Wednesday, November 7, 2012

Streaming functions and tables

The Copy Tray used in the tables in the version 1.0 was really a precursor to the streaming functions. Now when the full-blown streaming functions became worked out, there is no sense in keeping the copy trays any more, so I've removed them.

Instead, I've added a Table method that gets the FnReturn for that table:

$fret = $table->fnReturn();

The return contains the labels "pre", "out", and the named labels for each aggregators. The FnReturn object is created on the first call of this method and is kept in the table. All the following calls return the same object. This has some interesting consequences for the "pre" label: the rowop for the "pre" label doesn't get created at all if there is nothing chained from that label. But when the FnReturn gets created, one of its labels gets chained from the "pre" label. Which means that once, you call $table->fnReturn() for the first time, you will see that table's "pre" label called in all the traces. It's not a huge extra overhead, but still something to keep in mind and not be surprised when calling fnReturn() changes all your traces.

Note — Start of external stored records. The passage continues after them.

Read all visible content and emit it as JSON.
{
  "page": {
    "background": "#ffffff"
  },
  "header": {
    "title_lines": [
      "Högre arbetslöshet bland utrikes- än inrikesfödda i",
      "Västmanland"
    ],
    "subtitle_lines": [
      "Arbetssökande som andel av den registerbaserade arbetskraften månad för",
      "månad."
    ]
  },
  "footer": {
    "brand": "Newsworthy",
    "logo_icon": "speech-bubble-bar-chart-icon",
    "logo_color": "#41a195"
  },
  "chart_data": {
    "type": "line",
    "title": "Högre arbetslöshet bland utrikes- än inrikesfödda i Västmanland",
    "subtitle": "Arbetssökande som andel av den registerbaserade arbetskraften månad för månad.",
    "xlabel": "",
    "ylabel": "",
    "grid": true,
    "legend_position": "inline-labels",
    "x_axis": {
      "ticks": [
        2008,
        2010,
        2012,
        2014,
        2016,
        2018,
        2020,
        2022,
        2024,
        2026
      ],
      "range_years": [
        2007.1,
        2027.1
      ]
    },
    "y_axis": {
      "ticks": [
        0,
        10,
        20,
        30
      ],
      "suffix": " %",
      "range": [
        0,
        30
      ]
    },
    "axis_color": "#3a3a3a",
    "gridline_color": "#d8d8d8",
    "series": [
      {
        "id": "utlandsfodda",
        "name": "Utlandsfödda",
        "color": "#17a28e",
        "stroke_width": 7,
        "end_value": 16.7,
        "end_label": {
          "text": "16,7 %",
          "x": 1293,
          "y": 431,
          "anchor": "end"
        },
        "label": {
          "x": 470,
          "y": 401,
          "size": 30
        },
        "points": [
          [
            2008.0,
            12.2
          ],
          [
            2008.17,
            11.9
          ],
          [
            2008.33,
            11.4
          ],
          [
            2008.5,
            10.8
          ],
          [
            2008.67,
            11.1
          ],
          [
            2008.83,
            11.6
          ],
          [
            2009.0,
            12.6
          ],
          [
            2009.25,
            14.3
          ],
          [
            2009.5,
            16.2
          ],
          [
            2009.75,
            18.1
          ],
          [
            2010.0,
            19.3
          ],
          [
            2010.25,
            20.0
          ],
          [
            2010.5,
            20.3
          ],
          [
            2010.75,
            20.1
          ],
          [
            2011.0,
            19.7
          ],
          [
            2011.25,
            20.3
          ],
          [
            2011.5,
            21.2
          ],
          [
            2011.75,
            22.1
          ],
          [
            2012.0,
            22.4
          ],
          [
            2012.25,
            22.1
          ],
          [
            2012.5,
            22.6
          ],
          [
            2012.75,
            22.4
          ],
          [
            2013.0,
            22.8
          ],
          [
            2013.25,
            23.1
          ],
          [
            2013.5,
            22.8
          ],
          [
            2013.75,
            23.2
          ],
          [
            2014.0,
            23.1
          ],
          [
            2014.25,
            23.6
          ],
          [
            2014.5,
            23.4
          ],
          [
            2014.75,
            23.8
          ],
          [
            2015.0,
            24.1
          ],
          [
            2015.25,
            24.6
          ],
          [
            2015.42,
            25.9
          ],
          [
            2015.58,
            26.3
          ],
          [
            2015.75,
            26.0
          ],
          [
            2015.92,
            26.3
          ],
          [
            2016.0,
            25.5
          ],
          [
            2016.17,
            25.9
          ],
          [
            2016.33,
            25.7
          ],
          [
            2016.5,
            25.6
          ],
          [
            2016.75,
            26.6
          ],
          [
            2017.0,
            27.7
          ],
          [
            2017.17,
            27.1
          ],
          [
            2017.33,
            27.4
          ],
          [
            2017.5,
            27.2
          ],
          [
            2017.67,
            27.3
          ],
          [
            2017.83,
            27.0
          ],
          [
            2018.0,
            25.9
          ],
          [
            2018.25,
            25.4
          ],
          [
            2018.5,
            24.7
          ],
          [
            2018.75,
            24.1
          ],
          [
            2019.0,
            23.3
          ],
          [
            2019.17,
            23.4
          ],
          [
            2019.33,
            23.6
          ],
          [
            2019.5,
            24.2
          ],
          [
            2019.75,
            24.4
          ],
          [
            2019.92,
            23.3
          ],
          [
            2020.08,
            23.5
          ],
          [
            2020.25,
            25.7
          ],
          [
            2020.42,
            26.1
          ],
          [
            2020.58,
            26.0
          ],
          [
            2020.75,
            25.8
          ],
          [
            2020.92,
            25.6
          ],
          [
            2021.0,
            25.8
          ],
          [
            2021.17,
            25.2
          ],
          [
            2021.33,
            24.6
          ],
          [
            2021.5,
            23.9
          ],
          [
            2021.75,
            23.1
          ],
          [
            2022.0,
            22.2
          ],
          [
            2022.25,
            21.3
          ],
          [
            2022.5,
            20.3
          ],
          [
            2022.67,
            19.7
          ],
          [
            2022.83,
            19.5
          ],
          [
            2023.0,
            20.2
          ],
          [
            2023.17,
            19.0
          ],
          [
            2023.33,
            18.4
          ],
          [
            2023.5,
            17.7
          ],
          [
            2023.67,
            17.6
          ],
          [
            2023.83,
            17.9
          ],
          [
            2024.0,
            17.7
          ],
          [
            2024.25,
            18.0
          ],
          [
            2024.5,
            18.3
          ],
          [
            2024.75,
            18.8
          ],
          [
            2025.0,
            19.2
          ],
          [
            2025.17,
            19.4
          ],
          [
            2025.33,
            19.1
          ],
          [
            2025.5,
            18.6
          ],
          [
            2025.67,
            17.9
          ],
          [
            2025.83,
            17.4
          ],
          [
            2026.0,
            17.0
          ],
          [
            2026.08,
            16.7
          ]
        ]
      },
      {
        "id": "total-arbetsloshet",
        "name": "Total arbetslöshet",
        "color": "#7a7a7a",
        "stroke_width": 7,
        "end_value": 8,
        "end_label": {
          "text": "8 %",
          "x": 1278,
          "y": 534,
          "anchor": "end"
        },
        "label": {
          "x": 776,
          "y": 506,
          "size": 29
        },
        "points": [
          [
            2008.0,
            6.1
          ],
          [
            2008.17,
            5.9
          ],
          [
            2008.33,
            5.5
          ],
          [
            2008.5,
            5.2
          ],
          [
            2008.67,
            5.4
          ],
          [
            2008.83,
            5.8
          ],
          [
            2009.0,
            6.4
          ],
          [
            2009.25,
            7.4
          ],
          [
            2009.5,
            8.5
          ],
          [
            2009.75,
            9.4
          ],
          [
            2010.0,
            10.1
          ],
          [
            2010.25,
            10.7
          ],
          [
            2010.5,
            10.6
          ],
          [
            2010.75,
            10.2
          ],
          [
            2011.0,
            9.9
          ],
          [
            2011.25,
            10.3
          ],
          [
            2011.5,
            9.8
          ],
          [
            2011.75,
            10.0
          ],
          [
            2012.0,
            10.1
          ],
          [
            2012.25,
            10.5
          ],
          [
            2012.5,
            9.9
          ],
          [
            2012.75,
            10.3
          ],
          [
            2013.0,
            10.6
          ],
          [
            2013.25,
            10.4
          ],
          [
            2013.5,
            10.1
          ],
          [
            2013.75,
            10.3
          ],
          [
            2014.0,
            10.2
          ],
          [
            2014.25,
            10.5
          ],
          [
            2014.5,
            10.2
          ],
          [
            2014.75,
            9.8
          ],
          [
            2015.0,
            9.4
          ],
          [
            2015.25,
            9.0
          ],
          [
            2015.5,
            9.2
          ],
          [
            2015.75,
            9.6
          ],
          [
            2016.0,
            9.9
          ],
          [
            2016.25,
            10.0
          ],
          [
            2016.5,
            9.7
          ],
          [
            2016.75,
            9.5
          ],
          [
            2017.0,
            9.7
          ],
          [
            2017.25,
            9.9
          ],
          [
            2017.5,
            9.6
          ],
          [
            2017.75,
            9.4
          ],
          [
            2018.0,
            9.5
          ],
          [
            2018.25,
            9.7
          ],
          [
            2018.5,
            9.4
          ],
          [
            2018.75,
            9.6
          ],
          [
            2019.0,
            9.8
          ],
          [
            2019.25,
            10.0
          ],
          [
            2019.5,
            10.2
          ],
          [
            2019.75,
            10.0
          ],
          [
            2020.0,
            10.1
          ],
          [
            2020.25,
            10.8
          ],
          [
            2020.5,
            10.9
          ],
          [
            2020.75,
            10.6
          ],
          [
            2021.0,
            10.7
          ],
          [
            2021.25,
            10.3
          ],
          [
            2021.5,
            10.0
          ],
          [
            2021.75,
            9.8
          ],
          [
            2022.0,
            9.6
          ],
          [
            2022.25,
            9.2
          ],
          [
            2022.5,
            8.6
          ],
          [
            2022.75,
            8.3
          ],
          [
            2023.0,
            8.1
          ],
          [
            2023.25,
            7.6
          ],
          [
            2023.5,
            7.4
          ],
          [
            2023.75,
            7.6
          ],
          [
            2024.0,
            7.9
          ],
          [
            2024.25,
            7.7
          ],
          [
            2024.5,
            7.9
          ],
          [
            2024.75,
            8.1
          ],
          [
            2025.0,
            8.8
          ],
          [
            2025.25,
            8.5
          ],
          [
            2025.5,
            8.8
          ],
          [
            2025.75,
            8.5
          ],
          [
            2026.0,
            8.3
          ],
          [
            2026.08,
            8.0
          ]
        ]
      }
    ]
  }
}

The produced FnReturn then gets used as any other one. If you use it with an FnBinding that has withTrace => 1, you get an improved equivalent of the Copy Tray. For example:

$fret2 = $t2->fnReturn();
$fbind2 = Triceps::FnBinding->new(
    unit => $u1,
    name => "fbind2",
    on => $fret2,
    withTray => 1,
    labels => [
        out => sub { }, # another way to make a dummy
    ],
);

$fret2->push($fbind2);
$t2->insert($r2);
$fret2->pop($fbind2);

# $ctr is the Copy Tray analog
$ctr = $fbind2->swapTray(); # get the updates on an insert

Of course, most of the time you would not want to make a dummy label and then iterate manually through the copy tray. You would want to create bindings to the actual next logical labels and simply execute them, immediately or delayed with a tray.